Stava valutando cosa fare di me, era chiaro, e istintivamente retrocessi di un passo. Feci per allontanarmi ancora ma la sua mano si schiantò contro il mio fianco, costringendomi a barcollare in avanti, contro il suo petto. Fu come scontrarmi contro un muro di granito e il respiro mi restò incastrato in gola, uccidendo il piccolo urlo che stava per sfuggire dalle mie labbra, spalancate per la sorpresa.
"Ringrazia il cielo che sei mia", ringhiò furioso. Il petto vibrò contro il mio con una forza tale da farmi tremare dalla testa ai piedi. La stessa voce era cambiata, divenendo rauca, profonda, fredda più del ghiaccio stesso. "Nessuno disubbidisce all'Alpha, tienilo a mente. Posso tollerare la tua insolenza fino ad un certo punto e fossi in te non farei in modo di scoprire fino a che punto io riesca ad avere pazienza. Quindi se ti dico di sederti, tu ti siedi. Non contesti. Non polemizzi. Ti siedi e basta. Intesi?".
Annuii, frastornata, incapace di distogliere lo sguardo dagli aloni rossi che gli circondavano le iridi e mi ricordavano che, dietro al suo aspetto e i modi gentili, si nascondeva un essere sovrannaturale, guidato da una Bestia. Attesi che le sue dita allentassero la morsa e retrocessi finché sentii il legno della sedia contro gli stinchi. Mi lasciai cadere e affondai la schiena contro il duro schienale, osservata a vista da Deniel.
"Dimitri", disse infine, tornando a parlare al cellulare, senza mai togliermi lo sguardo di dosso.
Forse si aspettava che mi sarei alzata appena mi avesse voltato le spalle ma di certo non avevo intenzione di muovere un solo muscolo fino a nuovo ordine.
"Ho novità... sì!... Perché?... Non così presto, però!", parlò ad enigmi, talmente serio che mi ritrovai a chiedermi se stessi tremando a causa sua o a causa del pacco. "Te ne concedo cinque. Poi vado senza di te... Nessun problema... parlaci tu e poi riferiscimi... sì, è logico". Chiuse la chiamata e mise via il cellulare. "Vieni".
Balzai in piedi e lo seguii lungo il corridoio. "Dove stiamo andando?".
"A casa".
"Siamo già a casa".
"A casa mia".
"Cosa? Non verrò a casa tua".
"Metti la giacca. Farà più freddo". Si fermò davanti alla porta e la spalancò, osservando velocemente lungo la strada prima di rientrare. Individuò la mia borsetta sora l'appendiabiti e la aprì, controllandone velocemente l'interno.

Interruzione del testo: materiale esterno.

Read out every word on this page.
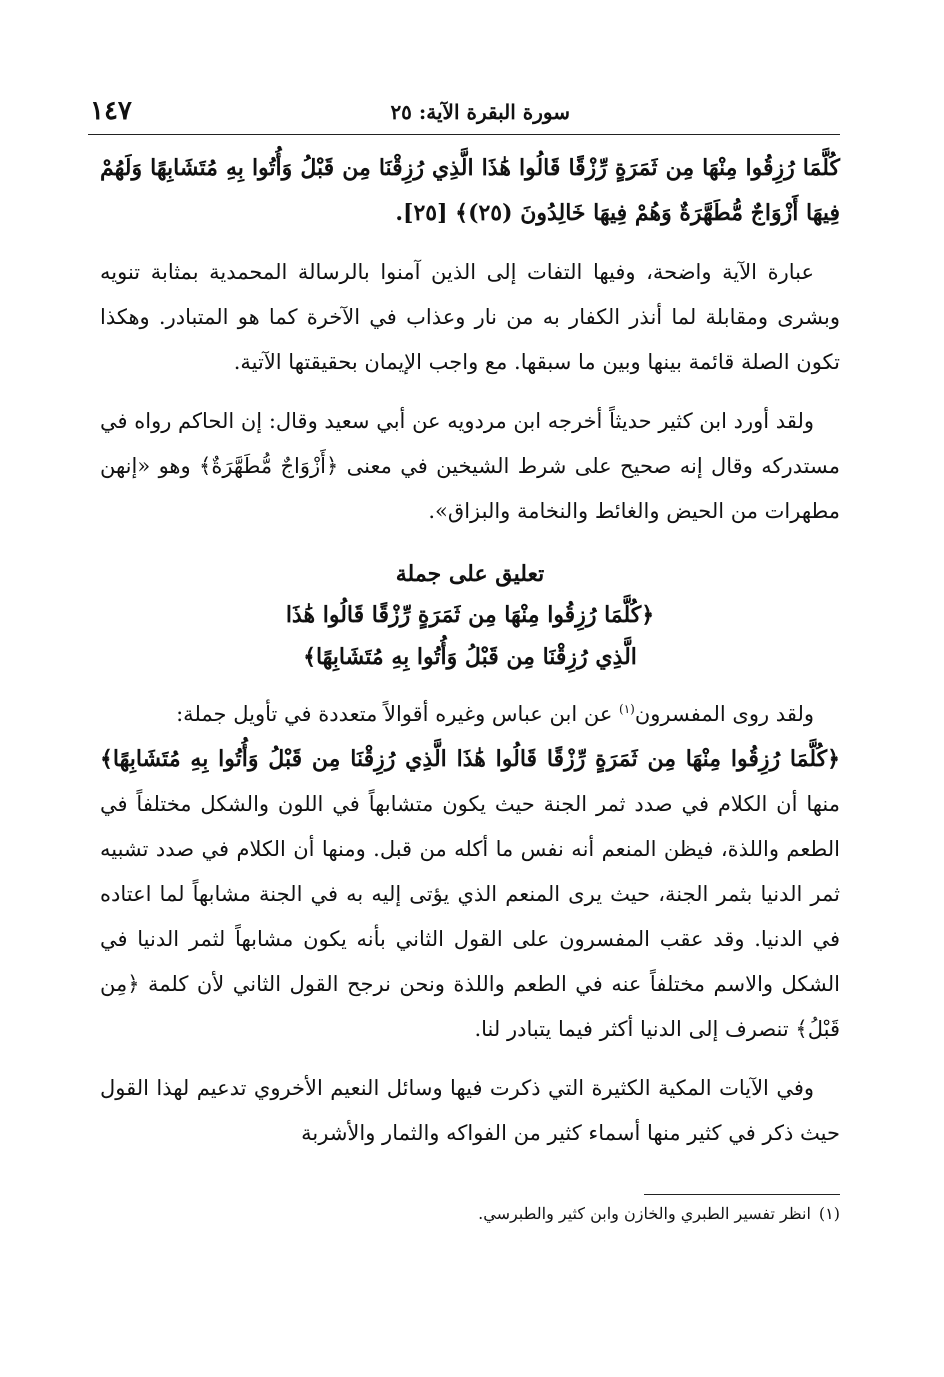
سورة البقرة الآية: ٢٥
١٤٧

كُلَّمَا رُزِقُوا مِنْهَا مِن ثَمَرَةٍ رِّزْقًا قَالُوا هَٰذَا الَّذِي رُزِقْنَا مِن قَبْلُ وَأُتُوا بِهِ مُتَشَابِهًا وَلَهُمْ

فِيهَا أَزْوَاجٌ مُّطَهَّرَةٌ وَهُمْ فِيهَا خَالِدُونَ (٢٥)﴾ [٢٥].

عبارة الآية واضحة، وفيها التفات إلى الذين آمنوا بالرسالة المحمدية بمثابة تنويه وبشرى ومقابلة لما أنذر الكفار به من نار وعذاب في الآخرة كما هو المتبادر. وهكذا تكون الصلة قائمة بينها وبين ما سبقها. مع واجب الإيمان بحقيقتها الآتية.

ولقد أورد ابن كثير حديثاً أخرجه ابن مردويه عن أبي سعيد وقال: إن الحاكم رواه في مستدركه وقال إنه صحيح على شرط الشيخين في معنى ﴿أَزْوَاجٌ مُّطَهَّرَةٌ﴾ وهو «إنهن مطهرات من الحيض والغائط والنخامة والبزاق».

تعليق على جملة
﴿كُلَّمَا رُزِقُوا مِنْهَا مِن ثَمَرَةٍ رِّزْقًا قَالُوا هَٰذَا
الَّذِي رُزِقْنَا مِن قَبْلُ وَأُتُوا بِهِ مُتَشَابِهًا﴾

ولقد روى المفسرون$^{(١)}$ عن ابن عباس وغيره أقوالاً متعددة في تأويل جملة:

﴿كُلَّمَا رُزِقُوا مِنْهَا مِن ثَمَرَةٍ رِّزْقًا قَالُوا هَٰذَا الَّذِي رُزِقْنَا مِن قَبْلُ وَأُتُوا بِهِ مُتَشَابِهًا﴾

منها أن الكلام في صدد ثمر الجنة حيث يكون متشابهاً في اللون والشكل مختلفاً في الطعم واللذة، فيظن المنعم أنه نفس ما أكله من قبل. ومنها أن الكلام في صدد تشبيه ثمر الدنيا بثمر الجنة، حيث يرى المنعم الذي يؤتى إليه به في الجنة مشابهاً لما اعتاده في الدنيا. وقد عقب المفسرون على القول الثاني بأنه يكون مشابهاً لثمر الدنيا في الشكل والاسم مختلفاً عنه في الطعم واللذة ونحن نرجح القول الثاني لأن كلمة ﴿مِن قَبْلُ﴾ تنصرف إلى الدنيا أكثر فيما يتبادر لنا.

وفي الآيات المكية الكثيرة التي ذكرت فيها وسائل النعيم الأخروي تدعيم لهذا القول حيث ذكر في كثير منها أسماء كثير من الفواكه والثمار والأشربة

(١)انظر تفسير الطبري والخازن وابن كثير والطبرسي.
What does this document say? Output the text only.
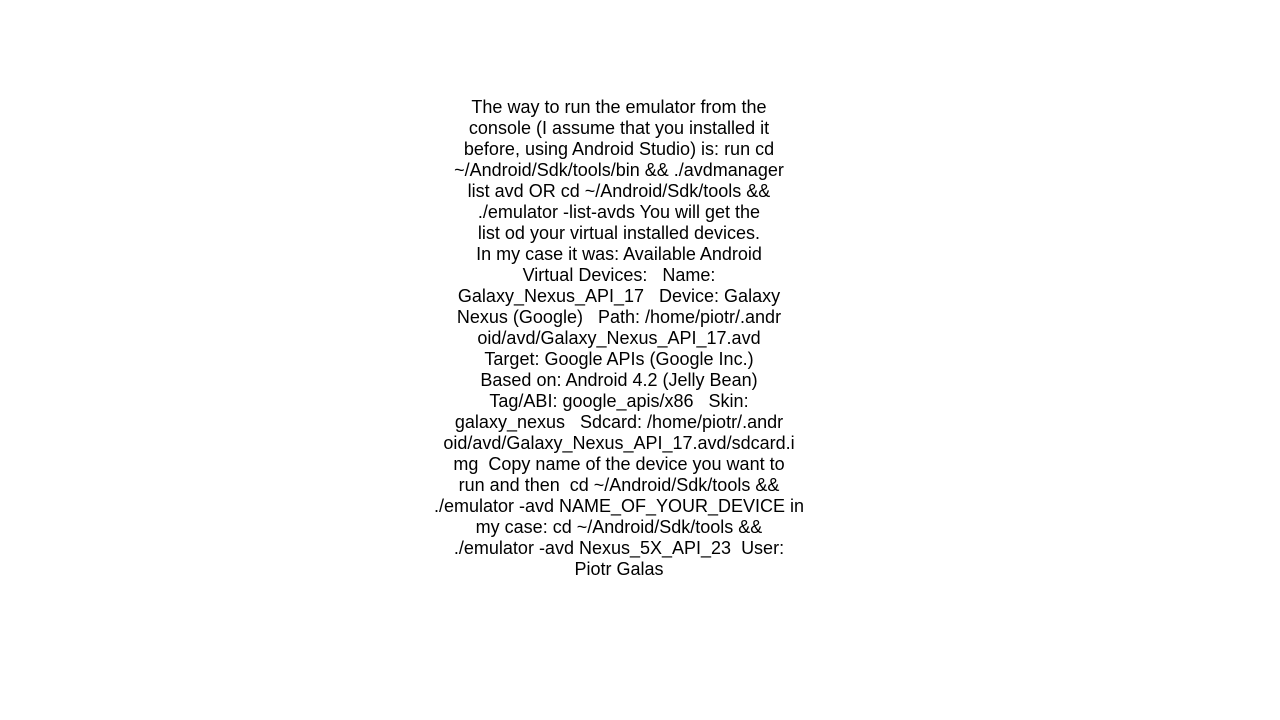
The way to run the emulator from the
console (I assume that you installed it
before, using Android Studio) is: run cd
~/Android/Sdk/tools/bin && ./avdmanager
list avd OR cd ~/Android/Sdk/tools &&
./emulator -list-avds You will get the
list od your virtual installed devices.
In my case it was: Available Android
Virtual Devices:   Name:
Galaxy_Nexus_API_17   Device: Galaxy
Nexus (Google)   Path: /home/piotr/.andr
oid/avd/Galaxy_Nexus_API_17.avd
Target: Google APIs (Google Inc.)
Based on: Android 4.2 (Jelly Bean)
Tag/ABI: google_apis/x86   Skin:
galaxy_nexus   Sdcard: /home/piotr/.andr
oid/avd/Galaxy_Nexus_API_17.avd/sdcard.i
mg  Copy name of the device you want to
run and then  cd ~/Android/Sdk/tools &&
./emulator -avd NAME_OF_YOUR_DEVICE in
my case: cd ~/Android/Sdk/tools &&
./emulator -avd Nexus_5X_API_23  User:
Piotr Galas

"Ma che stai facendo?", cercai di strappargliela via.
"I tuoi documenti sono nel portafogli?", domandò, togliendolo dall'interno della borsa e sollevandolo in alto, in modo che non potessi riprendermelo.
"Certo che sono lì dentro", sbottai. "Ridammi subito le mie cose".
Mi riconsegnò la borsetta e in fretta e furia mi aiutò a sistemarla sulla spalla. Quindi tornò a voltarsi verso l'appendiabiti e acciuffò la giacca più pesante che vi era appesa.
"Che stai facendo?".
Si voltò di scatto verso di me e per un attimo restò in silenzio, fissandomi corrucciato. "Se ti chiedessi di salire in macchina e venire con me, lo faresti?".
"Certo che no", risposi ovvia, senza pensarci.
Sospirò e con un movimento tanto fulmineo quanto inaspettato mi posizionò un braccio attorno alla schiena, attirandomi contro il suo fianco. "Allora ti sto rapendo".
Cercai di divincolarmi, invano. "Sei impazzito? Io non ti permetto di...".
"Che palle!", borbottò, ruotando gli occhi.
L'attimo successivo calò potente il palmo contro la mia bocca, rafforzò la stretta sulla mia schiena e mi sollevò da terra, trascinandomi via da tutto quello che fino ad ora era stato il mio mondo.